Au sommet de son talent, Carpenter mixe baston, fantastique, SFX déments de Richard Edlund, et comédie imparable (les scènes entre Russell et Kim Cattrall évoquent les screwball comedies d’Howard Hawks). C’est échevelé, puissant, drôle, avec un Jack Burton un poil beauf qui traverse toutes les épreuves en prenant un tas de trucs sur la tronche et en ne comprenant rien à ce qui se passe, et des personnages chinois qui sont les véritables héros du film. Trop en avance sur son temps, John Carpenter va boire la tasse au box office, mais au fil des années, son Jack Burton deviendra une œuvre 200% culte (on parle toujours d’un remake avec… The Rock !). Une bonne nouvelle pour finir, le film ressortira dans sa sublime copie restaurée début 2018.

 

Un des films les plus attendus de cette édition 2017 était Revenge, le premier long métrage de Coralie Fargeat. C’est un rape and revenge movie, sous sous-genre la plupart du temps glauque et franchement dégueulasse. L’action de Revenge se déroule dans le désert. Trois riches chefs d’entreprise, mariés et bons pères de famille, se retrouvent pour leur partie de chasse annuelle. Le très bogoss Richard est venu avec sa jeune maîtresse, Jen, Lolita uber sexy. Quand un des trois compères viole la fiancée de son pote, Richard décide de se débarrasser de Jen et la laisse pour morte au fond d’un canyon. Mais la jeune fille n’a pas dit son dernier mot et elle va éliminer ses tortionnaires, dans un torrent d’hémoglobine.

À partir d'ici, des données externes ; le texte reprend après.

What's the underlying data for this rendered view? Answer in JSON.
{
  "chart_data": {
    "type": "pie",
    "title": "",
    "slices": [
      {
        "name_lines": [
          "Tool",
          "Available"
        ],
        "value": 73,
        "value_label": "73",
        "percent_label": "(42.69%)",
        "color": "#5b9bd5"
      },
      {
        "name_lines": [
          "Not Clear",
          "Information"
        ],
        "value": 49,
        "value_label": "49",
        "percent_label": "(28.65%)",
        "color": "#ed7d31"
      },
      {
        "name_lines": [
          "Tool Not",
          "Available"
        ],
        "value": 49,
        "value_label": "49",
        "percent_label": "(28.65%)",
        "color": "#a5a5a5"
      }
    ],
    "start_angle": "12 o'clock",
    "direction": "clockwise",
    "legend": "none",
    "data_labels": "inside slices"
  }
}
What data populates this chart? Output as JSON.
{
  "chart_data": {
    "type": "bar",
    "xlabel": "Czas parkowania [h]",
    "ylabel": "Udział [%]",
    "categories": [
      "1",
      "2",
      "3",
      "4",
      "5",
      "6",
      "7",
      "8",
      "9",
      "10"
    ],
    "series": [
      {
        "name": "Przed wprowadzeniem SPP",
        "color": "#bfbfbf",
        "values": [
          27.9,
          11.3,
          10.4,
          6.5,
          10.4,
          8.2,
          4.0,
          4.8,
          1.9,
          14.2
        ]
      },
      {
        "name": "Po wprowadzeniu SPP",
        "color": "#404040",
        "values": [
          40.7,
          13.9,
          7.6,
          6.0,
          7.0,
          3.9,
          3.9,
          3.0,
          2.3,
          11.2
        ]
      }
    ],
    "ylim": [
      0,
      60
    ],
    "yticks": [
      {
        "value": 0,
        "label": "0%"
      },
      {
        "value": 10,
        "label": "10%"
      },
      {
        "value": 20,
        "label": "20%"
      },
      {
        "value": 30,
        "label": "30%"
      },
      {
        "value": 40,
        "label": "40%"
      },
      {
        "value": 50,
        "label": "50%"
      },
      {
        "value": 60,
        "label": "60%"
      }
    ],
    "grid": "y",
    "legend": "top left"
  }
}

Derrière la caméra, Coralie Fargeat pousse tous les curseurs à fond. Dans cet exercice de style façon Tarantino, il s’agit de faire pisser le sang (50 litres utilisés sur le plateau), d’ouvrir les corps, de faire sortir la viande. L’amateur de gore sera servi car à deux reprises, Coralie Fargeat s’offre des scènes ultra-dérangeantes où des personnages ouvrent leurs plaies, entrent les doigts dans la chair, pour des moments hautement éprouvants. De temps à autre, Fargeat tente des échappatoires humoristiques assez bienvenues, histoire de faire baisser la tension. Mais quand la jeune cinéaste affirme qu’elle a réalisé un film féministe et qu’elle le dédie, sur la scène de Max Linder, à « Asia Argento, Ashley Judd et ces femmes qui ont libéré la parole », on se marre doucement. Comment ce film pourrait-il être féministe, alors que Matilda Lutz, sa belle héroïne, passe une moitié du film en petite culotte, l’autre en maillot de bain Simone Perele, maculé de sang ? Féministe et racoleur, alors ?

On en reparle lors de la sortie en salles le 7 février prochain.